Do not return anything, modify root in-place instead.
"""
res = []
stack = []
head=None
cur=None
while root or stack:
while root:
res.append(root)
stack.append(root)
root=root.left
node = stack.pop()
root=node.right
pre=None
for node in res:
if pre:
pre.left = None
pre.right = node
pre = node
if pre:
pre.left=None
115. Distinct Subsequences (Hard)
Given two strings s and t, return the number of distinct subsequences of s which equals t
class Solution:
def numDistinct(self, s: str, t: str) -> int:
if len(t)>len(s): return 0
m=len(t)
n=len(s)
dp=[[0]*(n+1) for _ in range(m+1)]
# fill row 0:
for i in range(n+1):
dp[0][i]=1
for i in range(1,m+1):
for j in range(1,n+1):
if t[i-1]==s[j-1]:
dp[i][j]=dp[i-1][j-1]+dp[i][j-1]
else:
dp[i][j]=dp[i][j-1]
return dp[m][n]
# S
# # b a b g b a g
# T # 1 1 1 1 1 1 1 1
# b 0 1 1 2 2 3 3 3
# a 0 0 1 1 1 1 4 4
# g 0 0 0 0 1 1 1 5
感觉应该用dp做。找递推关系。。。。
如果s和t末尾字符一样, dp[i][j] = dp[i-1][j-1] + dp[i][j-1] 是t,s都drop末尾+只有s drop末尾,因为是t去匹配s。 如果s和末尾字符不一样 dp[i][j] = dp[i][j-1]。 注意初始条件,空字符串匹配s可能的方式为1.
116. Populating Next Right Pointers in Each Node (Medium)
You are given a perfect binary tree where all leaves are on the same level, and every parent has two children. The binary tree has the following definition:struct Node {
int val;
Node *left;
Node *right;
Node *next;
}
Populate each next pointer to point to its next right node.

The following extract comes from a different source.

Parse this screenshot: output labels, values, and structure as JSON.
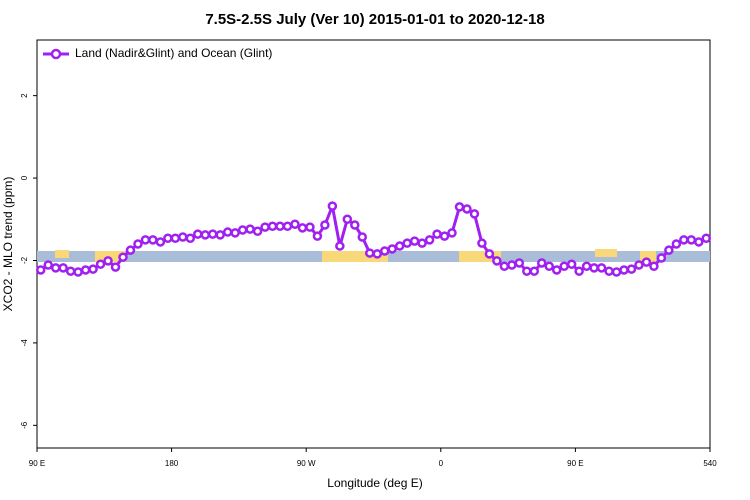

If there is no next right node, the next pointer should be set to NULL.
Initially, all next pointers are set to NULL
"""
# Definition for a Node.
class Node:
def __init__(self, val: int = 0, left: 'Node' = None, right: 'Node' = None, next: 'Node' = None):
self.val = val
self.left = left
self.right = right
self.next = next
"""
class Solution:
def connect(self, root: 'Node') -> 'Node':
if not root: return root
queue = [root]
while queue:
level=[]
l=len(queue)
for _ in range(l):
cur = queue.pop(0)
level.append(cur)
if cur.left:
queue.append(cur.left)
if cur.right:
queue.append(cur.right)
pre=None
for node in level:
if pre:
pre.next=node
pre = node
return root
bfs level order transversal ...
117. Populating Next Right Pointers in Each Node II (Medium)
解决方法同上
118. Pascal's Triangle (Easy)
Given an integer numRows, return the first numRows of Pascal's triangle.
class Solution:
def generate(self, numRows: int) -> List[List[int]]:
if numRows==1:
return [[1]]
if numRows==2:
return [[1],[1,1]]
res = [[1],[1,1]]
for _ in range(numRows-2):
level = [1,]
prev_level = res[-1]
for i in range(len(prev_level)-1):
val = prev_level[i]+prev_level[i+1]
level.append(val)
level.append(1)
res.append(level)
return res
杨辉三角
119. Pascal's Triangle II (Easy)
Given an integer rowIndex, return the rowIndexth (0-indexed) row of the Pascal's triangle.
class Solution:
def getRow(self, rowIndex: int) -> List[int]:
res = [1]*(rowIndex+1)
if rowIndex<=1:
return res
for i in range(rowIndex):
length = 2+i
res_copy = res[:]
for j in range(1,length-1):
res[j]=res_copy[j]+res_copy[j-1]
return res
还是杨辉三角,要细心。
120. Triangle (Medium)
Given a triangle array, return the minimum path sum from top to bottom.
For each step, you may move to an adjacent number of the row below. More formally, if you are on index i on the current row, you may move to either index i or index i + 1 on the next row.
class Solution:
def minimumTotal(self, triangle: List[List[int]]) -> int:
def mintotal(triangle, i):
if not triangle:
return 0
root = triangle[0][i]
triangle.pop(0)
return root+min(mintotal(triangle[:],i),mintotal(triangle[:],i+1))
return mintotal(triangle,0)
# second pass solution
class Solution:
def minimumTotal(self, triangle: List[List[int]]) -> int:
mem=dict()
def mintotal(triangle, i,level):
if (level,i) in mem: return mem[(level,i)]
if not triangle:
return 0
root = triangle[0][i]
triangle.pop(0)
res= root+min(mintotal(triangle[:],i,level+1),mintotal(triangle[:],i+1,level+1))
mem[(level,i)]=res
return res
return mintotal(triangle,0,0)
#answer way of writting
class Solution:
def minimumTotal(self, triangle: List[List[int]]) -> int:
rows=len(triangle)
minlen=triangle[-1][:]
for layer in range(rows-2,-1,-1):
for i in range(layer+1):
minlen[i]=min(minlen[i],minlen[i+1])+triangle[layer][i]
return minlen[0]
first try, time limit exceeded. add mem, nailed it. 答案用DP方法也很巧妙,因为最后一行就是所有可能性,慢慢回溯去求结果。root是 minlen[0].